The order for U.S. meat packers to keep plants open may be easier said than done. Workers may be reluctant to return unless they feel adequate protections are in place. If facilities begin to ramp up, it could provide support for feed demand.

The March National Agricultural Statistics Service crush was 192.2 million bushels. This is an all-time record and exceeded the trade projection of 191.5 million bushels. Soyoil stocks were 2.328 billion pounds, slightly lower than anticipated.

Weekly export sales were in line with expectations at 39.6 million bushels. Total commitments of 1.43 billion bushels are 13 percent behind last year. We need to average 18.9 million bushels of sales per week to reach the USDA’s 1.775-billion-bushel export outlook. China has bought 13.3 mmt of U.S. soybeans in this marketing year with 892,000 of unshipped sales.

Outlook: If the Phase 1 trade deal with China is put in jeopardy, soybeans may be the first casualty. Good weather may change ideas about corn acres being switched to soybeans. Improved feed demand as meat packers gear up production may also lend mild support. Consolidating trade may be expected ahead of the monthly WASDE report on May 12.

July soybeans rallied a dime this week to close at $8.49.5 and November soybeans were 13.5 cents higher at $8.55 per bushel.

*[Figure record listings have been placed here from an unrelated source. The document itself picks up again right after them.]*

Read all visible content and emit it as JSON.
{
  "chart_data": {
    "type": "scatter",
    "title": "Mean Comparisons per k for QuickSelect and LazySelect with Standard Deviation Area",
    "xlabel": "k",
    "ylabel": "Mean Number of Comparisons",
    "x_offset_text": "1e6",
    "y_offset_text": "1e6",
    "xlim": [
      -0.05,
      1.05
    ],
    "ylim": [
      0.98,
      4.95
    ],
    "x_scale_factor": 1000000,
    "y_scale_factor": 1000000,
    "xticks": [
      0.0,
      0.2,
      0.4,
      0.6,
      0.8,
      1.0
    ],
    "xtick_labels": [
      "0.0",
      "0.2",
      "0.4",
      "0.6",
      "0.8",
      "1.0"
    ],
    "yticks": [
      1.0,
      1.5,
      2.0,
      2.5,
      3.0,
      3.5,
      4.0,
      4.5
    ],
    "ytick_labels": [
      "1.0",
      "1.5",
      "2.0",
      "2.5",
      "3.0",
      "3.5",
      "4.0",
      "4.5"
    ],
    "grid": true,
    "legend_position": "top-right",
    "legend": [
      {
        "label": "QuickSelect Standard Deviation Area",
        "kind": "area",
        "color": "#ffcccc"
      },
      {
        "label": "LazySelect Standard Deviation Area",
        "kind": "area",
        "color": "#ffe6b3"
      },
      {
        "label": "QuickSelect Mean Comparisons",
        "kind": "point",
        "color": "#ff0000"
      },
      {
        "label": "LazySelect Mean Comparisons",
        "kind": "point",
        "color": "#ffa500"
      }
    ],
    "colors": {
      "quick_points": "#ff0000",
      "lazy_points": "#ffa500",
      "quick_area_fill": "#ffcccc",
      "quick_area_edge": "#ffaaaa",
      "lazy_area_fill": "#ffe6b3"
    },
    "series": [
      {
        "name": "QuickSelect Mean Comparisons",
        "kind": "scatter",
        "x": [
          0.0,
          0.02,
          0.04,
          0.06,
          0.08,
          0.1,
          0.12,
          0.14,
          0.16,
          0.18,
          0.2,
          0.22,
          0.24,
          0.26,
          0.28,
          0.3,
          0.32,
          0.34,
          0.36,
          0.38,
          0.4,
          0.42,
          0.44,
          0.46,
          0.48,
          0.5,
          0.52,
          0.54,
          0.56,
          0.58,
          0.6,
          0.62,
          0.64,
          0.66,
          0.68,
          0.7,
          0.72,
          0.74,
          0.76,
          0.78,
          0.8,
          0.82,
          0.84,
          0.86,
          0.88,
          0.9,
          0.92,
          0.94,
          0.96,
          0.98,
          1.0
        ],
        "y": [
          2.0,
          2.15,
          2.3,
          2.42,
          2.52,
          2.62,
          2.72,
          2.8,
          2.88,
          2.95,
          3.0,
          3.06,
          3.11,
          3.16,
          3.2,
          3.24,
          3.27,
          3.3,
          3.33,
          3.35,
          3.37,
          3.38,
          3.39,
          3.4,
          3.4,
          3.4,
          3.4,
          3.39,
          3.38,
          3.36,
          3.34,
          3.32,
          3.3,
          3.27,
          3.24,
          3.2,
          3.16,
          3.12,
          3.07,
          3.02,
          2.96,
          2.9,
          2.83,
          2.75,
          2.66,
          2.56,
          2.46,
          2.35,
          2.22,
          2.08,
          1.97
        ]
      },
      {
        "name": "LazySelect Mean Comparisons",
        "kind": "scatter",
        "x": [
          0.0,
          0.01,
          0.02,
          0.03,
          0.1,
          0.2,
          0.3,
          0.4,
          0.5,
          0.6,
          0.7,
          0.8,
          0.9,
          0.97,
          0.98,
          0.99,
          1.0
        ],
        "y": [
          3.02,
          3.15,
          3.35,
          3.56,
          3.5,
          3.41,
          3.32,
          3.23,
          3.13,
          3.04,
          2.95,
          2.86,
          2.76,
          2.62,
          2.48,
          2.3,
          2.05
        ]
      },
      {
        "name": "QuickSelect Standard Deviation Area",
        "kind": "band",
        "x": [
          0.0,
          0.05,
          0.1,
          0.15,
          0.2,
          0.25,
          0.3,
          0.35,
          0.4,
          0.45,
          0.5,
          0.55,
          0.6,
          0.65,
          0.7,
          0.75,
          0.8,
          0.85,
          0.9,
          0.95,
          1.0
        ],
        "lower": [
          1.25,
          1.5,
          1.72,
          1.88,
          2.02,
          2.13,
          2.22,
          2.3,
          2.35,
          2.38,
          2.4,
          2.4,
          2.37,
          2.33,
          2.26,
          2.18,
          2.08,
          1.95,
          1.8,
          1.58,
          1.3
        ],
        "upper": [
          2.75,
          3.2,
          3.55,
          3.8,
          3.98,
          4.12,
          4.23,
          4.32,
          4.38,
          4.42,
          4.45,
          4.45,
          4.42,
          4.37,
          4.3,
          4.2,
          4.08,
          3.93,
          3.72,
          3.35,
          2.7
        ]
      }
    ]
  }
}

Nystrom’s Notes: Contract changes for the week as of the close on May 1: Chicago July wheat was down 14 cents at $5.16.5, Kansas City was just a quarter-cent lower at $4.83, and Minneapolis was 6.5 cents lower at $5.06.75 per bushel. Crude oil rallied $2.84 to close at $19.78 per barrel, up 16.7 percent for the week. New daily price limits went into effect May 1. The daily limit for Chicago and Kansas City wheat limits increased from 35 cents to 40 cents per bushel.